We might similarly attempt to weaken the stakes of the issue by weighing whether consciousness is really as central to our ethical commitments as Singer suggests. While it is undeniably true that we do and should seek to minimise the infliction of pain and suffering on others, this circumscribes only a small part of what we take to be our obligations to our fellow humans and to our fellow creatures. Ideals like respect for autonomy, upholding of promises, fairness, and reciprocity also cut deeply through our interactions, and our personal morality rarely boils down to a simple matter of calculations of pleasure and suffering. While some philosophers – notably those of the utilitarian school – have sought to revise our moral deliberation to be grounded solely in such considerations, this remains a contentious view.

To the extent that the metaphysical behaviourist is willing to break from a strict commitment to capacity for pleasure and suffering as decisive criterion for moral status, their view that determinations of consciousness are at least a partly interpretative matter need not license a moral free-for-all. Our obligations to artificial systems – and other beings more broadly – would depend not simply on whether or not we decide to include them in the “consciousness club”, but broader considerations of their behavioural and social capacities and in the relationships they form with us.

Consider again the example of the putatively non-conscious aliens with which this essay started. To my mind, the question of whether or not they are conscious is at least somewhat orthogonal to the ethical obligations we bear towards them. We may follow the metaphysical behaviourist and insist that their behaviour alone should incline us to ascribe consciousness to them, or we may stick to our scientific guns and follow our best theories to the conclusion that no inner light is present. But to the extent that they think and act autonomously, form projects and plans, build relationships with one another and to us, they might thereby earn the right to significant moral consideration regardless of how we accommodate them within our scientific theories.

5. Conclusion

Even with these caveats and qualifications, many will doubtless find the idea that assessments of consciousness can or should be remotely grounded in behaviour and social practice to be self-evidently absurd, an attempt to dissolve the riddles of consciousness by fiat. “How can this,” they might say, as if gesturing internally, “be in any sense a matter of interpretation?”

To be clear, I do not take the foregoing discussion to have attempted to solve or dissolve the Hard Problem. Instead, my focus has been to show that the contemplation of the Hard Problem is unlikely to have much relevance for how the public will ascribe consciousness to AI systems, and moreover, that such real-life patterns of ascription are deeply and appropriately enmeshed with our best theoretical and scientific approaches.
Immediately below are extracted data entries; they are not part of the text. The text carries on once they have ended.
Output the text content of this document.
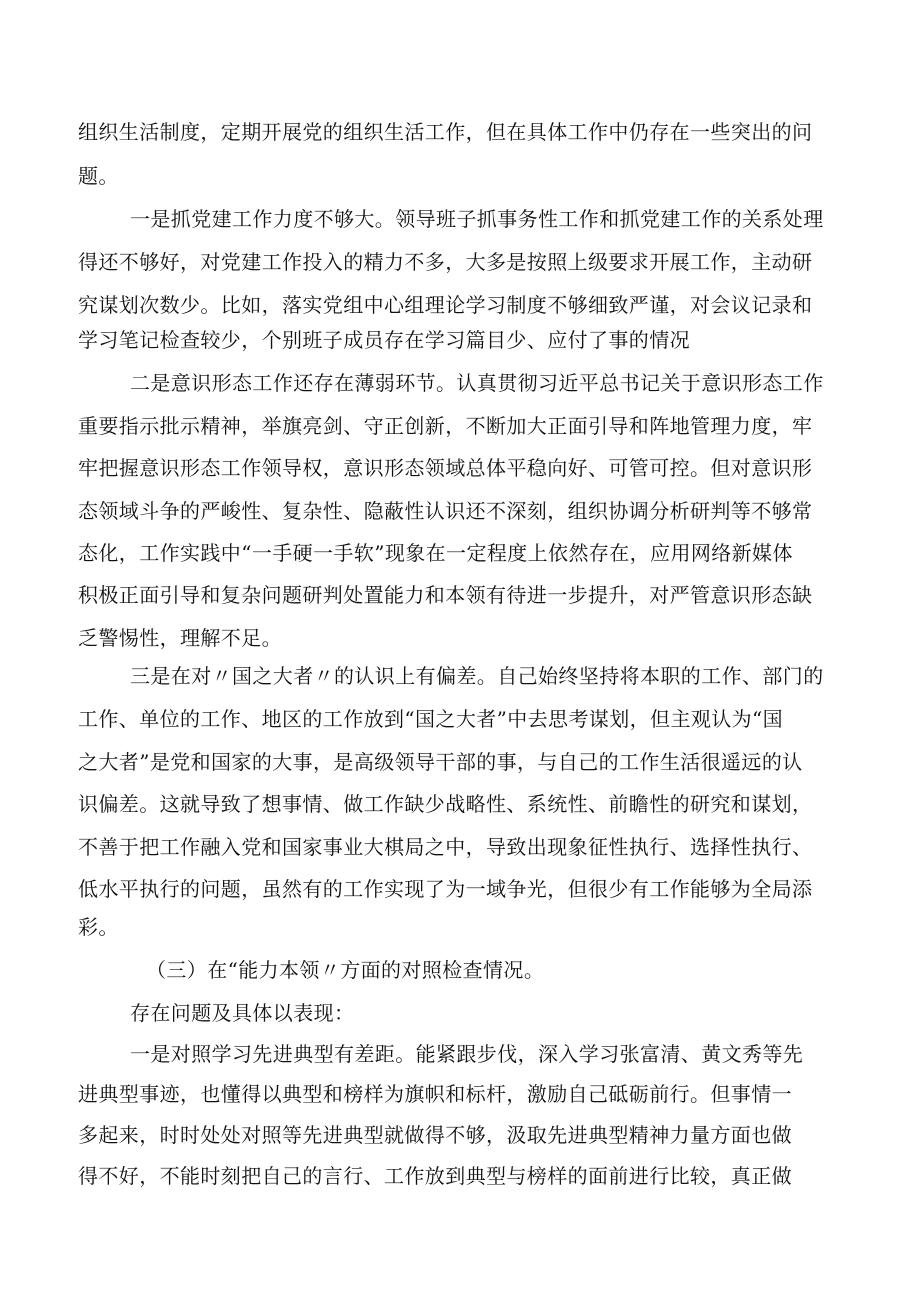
组织生活制度，定期开展党的组织生活工作，但在具体工作中仍存在一些突出的问
题。
一是抓党建工作力度不够大。领导班子抓事务性工作和抓党建工作的关系处理
得还不够好，对党建工作投入的精力不多，大多是按照上级要求开展工作，主动研
究谋划次数少。比如，落实党组中心组理论学习制度不够细致严谨，对会议记录和
学习笔记检查较少，个别班子成员存在学习篇目少、应付了事的情况
二是意识形态工作还存在薄弱环节。认真贯彻习近平总书记关于意识形态工作
重要指示批示精神，举旗亮剑、守正创新，不断加大正面引导和阵地管理力度，牢
牢把握意识形态工作领导权，意识形态领域总体平稳向好、可管可控。但对意识形
态领域斗争的严峻性、复杂性、隐蔽性认识还不深刻，组织协调分析研判等不够常
态化，工作实践中“一手硬一手软”现象在一定程度上依然存在，应用网络新媒体
积极正面引导和复杂问题研判处置能力和本领有待进一步提升，对严管意识形态缺
乏警惕性，理解不足。
三是在对〃国之大者〃的认识上有偏差。自己始终坚持将本职的工作、部门的
工作、单位的工作、地区的工作放到“国之大者”中去思考谋划，但主观认为“国
之大者”是党和国家的大事，是高级领导干部的事，与自己的工作生活很遥远的认
识偏差。这就导致了想事情、做工作缺少战略性、系统性、前瞻性的研究和谋划，
不善于把工作融入党和国家事业大棋局之中，导致出现象征性执行、选择性执行、
低水平执行的问题，虽然有的工作实现了为一域争光，但很少有工作能够为全局添
彩。
（三）在“能力本领〃方面的对照检查情况。
存在问题及具体以表现：
一是对照学习先进典型有差距。能紧跟步伐，深入学习张富清、黄文秀等先
进典型事迹，也懂得以典型和榜样为旗帜和标杆，激励自己砥砺前行。但事情一
多起来，时时处处对照等先进典型就做得不够，汲取先进典型精神力量方面也做
得不好，不能时刻把自己的言行、工作放到典型与榜样的面前进行比较，真正做
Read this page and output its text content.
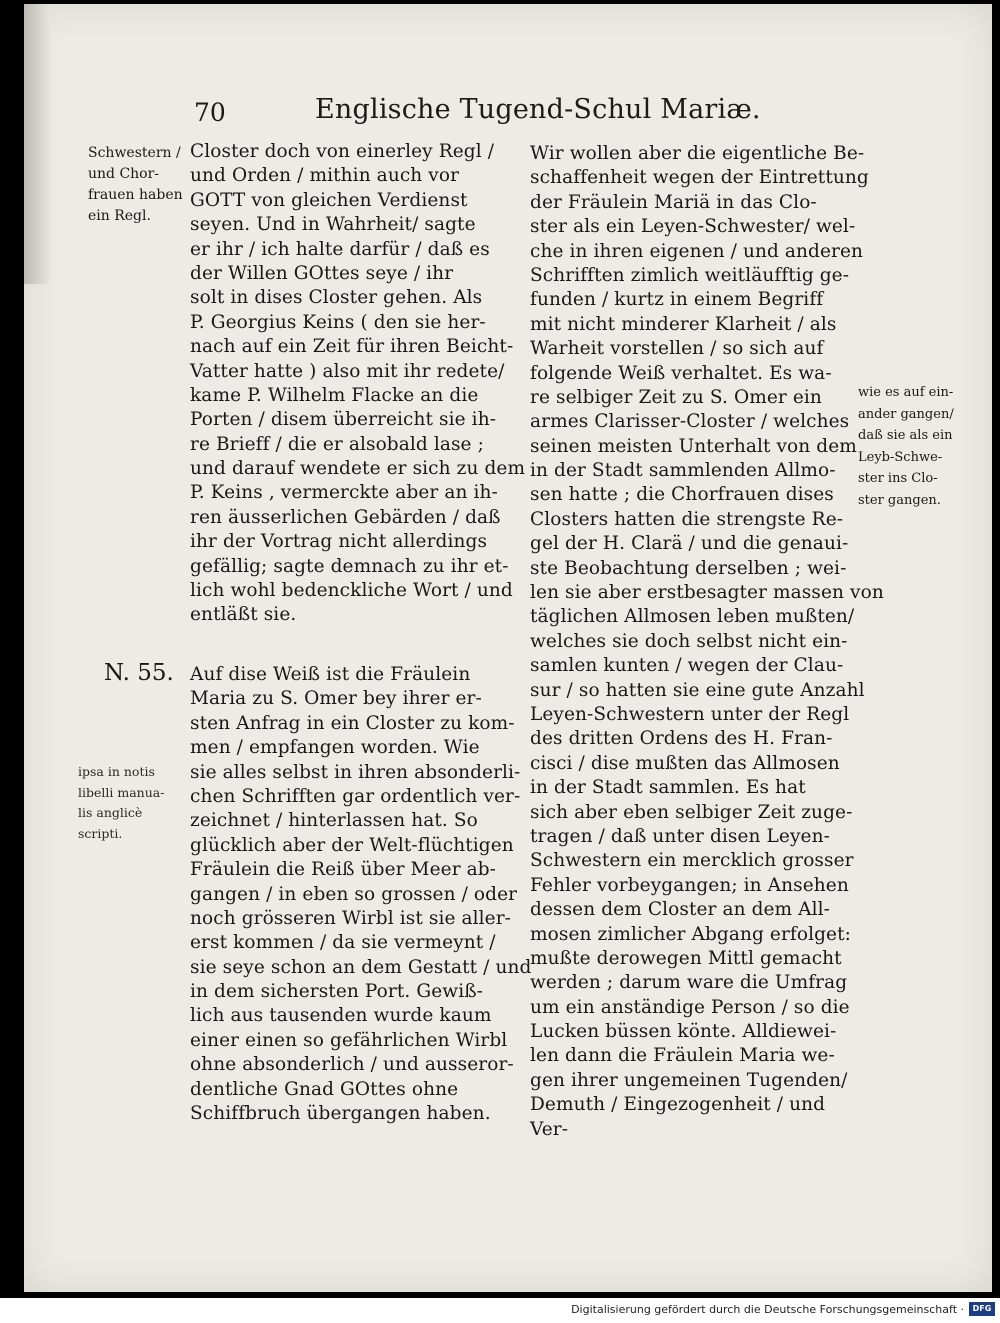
70	Englische Tugend-Schul Mariæ.
Schwestern /
und Chor-
frauen haben
ein Regl.
N. 55.
ipsa in notis
libelli manua-
lis anglicè
scripti.
wie es auf ein-
ander gangen/
daß sie als ein
Leyb-Schwe-
ster ins Clo-
ster gangen.
Closter doch von einerley Regl /
und Orden / mithin auch vor
GOTT von gleichen Verdienst
seyen. Und in Wahrheit/ sagte
er ihr / ich halte darfür / daß es
der Willen GOttes seye / ihr
solt in dises Closter gehen. Als
P. Georgius Keins ( den sie her-
nach auf ein Zeit für ihren Beicht-
Vatter hatte ) also mit ihr redete/
kame P. Wilhelm Flacke an die
Porten / disem überreicht sie ih-
re Brieff / die er alsobald lase ;
und darauf wendete er sich zu dem
P. Keins , vermerckte aber an ih-
ren äusserlichen Gebärden / daß
ihr der Vortrag nicht allerdings
gefällig; sagte demnach zu ihr et-
lich wohl bedenckliche Wort / und
entläßt sie.
Auf dise Weiß ist die Fräulein
Maria zu S. Omer bey ihrer er-
sten Anfrag in ein Closter zu kom-
men / empfangen worden. Wie
sie alles selbst in ihren absonderli-
chen Schrifften gar ordentlich ver-
zeichnet / hinterlassen hat. So
glücklich aber der Welt-flüchtigen
Fräulein die Reiß über Meer ab-
gangen / in eben so grossen / oder
noch grösseren Wirbl ist sie aller-
erst kommen / da sie vermeynt /
sie seye schon an dem Gestatt / und
in dem sichersten Port. Gewiß-
lich aus tausenden wurde kaum
einer einen so gefährlichen Wirbl
ohne absonderlich / und ausseror-
dentliche Gnad GOttes ohne
Schiffbruch übergangen haben.
Wir wollen aber die eigentliche Be-
schaffenheit wegen der Eintrettung
der Fräulein Mariä in das Clo-
ster als ein Leyen-Schwester/ wel-
che in ihren eigenen / und anderen
Schrifften zimlich weitläufftig ge-
funden / kurtz in einem Begriff
mit nicht minderer Klarheit / als
Warheit vorstellen / so sich auf
folgende Weiß verhaltet. Es wa-
re selbiger Zeit zu S. Omer ein
armes Clarisser-Closter / welches
seinen meisten Unterhalt von dem
in der Stadt sammlenden Allmo-
sen hatte ; die Chorfrauen dises
Closters hatten die strengste Re-
gel der H. Clarä / und die genaui-
ste Beobachtung derselben ; wei-
len sie aber erstbesagter massen von
täglichen Allmosen leben mußten/
welches sie doch selbst nicht ein-
samlen kunten / wegen der Clau-
sur / so hatten sie eine gute Anzahl
Leyen-Schwestern unter der Regl
des dritten Ordens des H. Fran-
cisci / dise mußten das Allmosen
in der Stadt sammlen. Es hat
sich aber eben selbiger Zeit zuge-
tragen / daß unter disen Leyen-
Schwestern ein mercklich grosser
Fehler vorbeygangen; in Ansehen
dessen dem Closter an dem All-
mosen zimlicher Abgang erfolget:
mußte derowegen Mittl gemacht
werden ; darum ware die Umfrag
um ein anständige Person / so die
Lucken büssen könte. Alldiewei-
len dann die Fräulein Maria we-
gen ihrer ungemeinen Tugenden/
Demuth / Eingezogenheit / und
Ver-
Digitalisierung gefördert durch die Deutsche Forschungsgemeinschaft ·	DFG
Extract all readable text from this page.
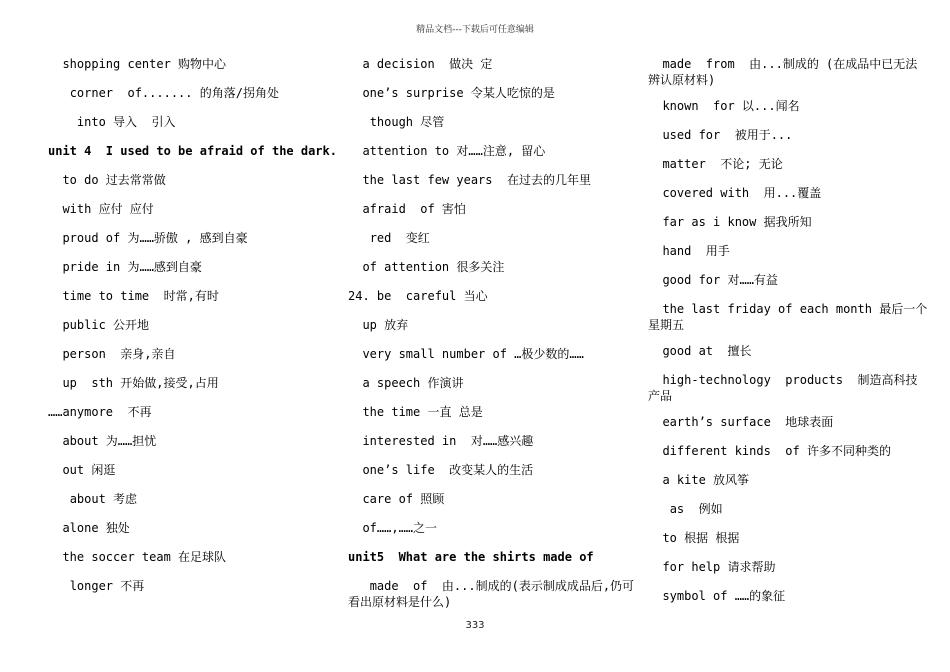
精品文档---下载后可任意编辑
shopping center 购物中心
corner  of....... 的角落/拐角处
into 导入  引入
unit 4  I used to be afraid of the dark.
to do 过去常常做
with 应付 应付
proud of 为……骄傲 , 感到自豪
pride in 为……感到自豪
time to time  时常,有时
public 公开地
person  亲身,亲自
up  sth 开始做,接受,占用
……anymore  不再
about 为……担忧
out 闲逛
about 考虑
alone 独处
the soccer team 在足球队
longer 不再
a decision  做决 定
one’s surprise 令某人吃惊的是
though 尽管
attention to 对……注意, 留心
the last few years  在过去的几年里
afraid  of 害怕
red  变红
of attention 很多关注
24. be  careful 当心
up 放弃
very small number of …极少数的……
a speech 作演讲
the time 一直 总是
interested in  对……感兴趣
one’s life  改变某人的生活
care of 照顾
of……,……之一
unit5  What are the shirts made of
made  of  由...制成的(表示制成成品后,仍可看出原材料是什么)
made  from  由...制成的 (在成品中已无法辨认原材料)
known  for 以...闻名
used for  被用于...
matter  不论; 无论
covered with  用...覆盖
far as i know 据我所知
hand  用手
good for 对……有益
the last friday of each month 最后一个星期五
good at  擅长
high-technology  products  制造高科技产品
earth’s surface  地球表面
different kinds  of 许多不同种类的
a kite 放风筝
as  例如
to 根据 根据
for help 请求帮助
symbol of ……的象征
333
This creates a pragmatic crisis for consciousness science, but might also encourage us to rethink its assumptions, perhaps opening the door to more radical views like those discussed.

As we move into an age in which AI systems more closely recapitulate human cognition and behaviour and enter into more complex relationships with us, the Hard Problem will likely remain as elusive as ever, and yet largely irrelevant to the ascriptions, bonds, and commitments that we form. While noting the impossibility of ever directly knowing that other humans are conscious, Turing spoke of the “polite convention” we extend to others in assuming they have minds like ours. It seems to me very likely that such a polite convention will soon be extended to include sophisticated machines. The science of consciousness can steer and guide the public in when and how to make such an extension, but it would be foolhardy and misguided to dismiss it.